The proposed framework, as illustrated in
Figure 1, consists of ArchiMate modeling, simulation, resilience evaluation, and resilience-informed decision making. This method has three key objectives: (1) to provide quantitative metrics for evaluating the resilience of the SoS, (2) to identify critical CS services, and (3) to offer recommendations for resilience-oriented design. In the SoS life cycle defined in ISO 21839 [
62], the proposed framework facilitates resilience evaluation to support SoS design in the development phase. During the utilization phase, the proposed indicators remain applicable for resilience monitoring. When changes occur in the SoS environment or internal structure (e.g., legal amendments or the addition or removal of CSs), the SoS undergoes an iterative phase for resilience reevaluation and redesign.
Table 3 summarizes the variables and parameters introduced in this section along with their definitions.
3.1. ArchiMate Modeling
The EA tool ArchiMate offers a standardized modeling language for describing the operation of business processes, organizational structures, information flows, IT systems, and technical infrastructure. Built upon the TOGAF framework, it facilitates the end-to-end process from requirements analysis to organizational design and iterative improvements [
63]. The process of modeling the SoS using the TOGAF framework includes the development of the SoS conceptual model, the business architecture model, the application architecture model, and the technology architecture model.

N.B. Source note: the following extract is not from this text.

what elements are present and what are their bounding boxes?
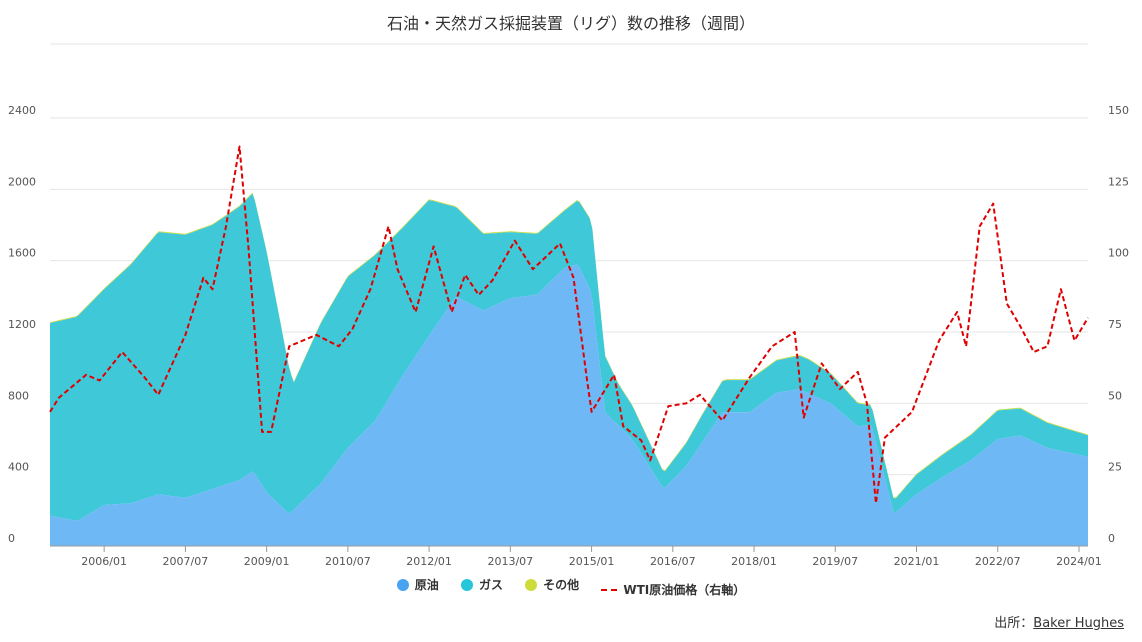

This research employs its business architecture and application architecture to establish a description of the static structure of the SoS and the relationships among its CSs.
As illustrated in
Figure 2, the real-world SoS is abstracted to the conceptual SoS architectures and matched with the concepts in the ArchiMate architecture. Three layers of ArchiMate’s core architecture: the business layer, application layer, and technology layer correspond to the SoS layer, the CS layer, and the system elements layer in the SoS architecture. Each layer consists of an interface layer that provides external services and an implementation layer that handles internal functionalities. This research focuses on modeling the relationship between CSs and SoS and therefore the internal composition of the CS function and their lower-level elements are omitted in the illustration, despite ArchiMate providing corresponding concepts to match them.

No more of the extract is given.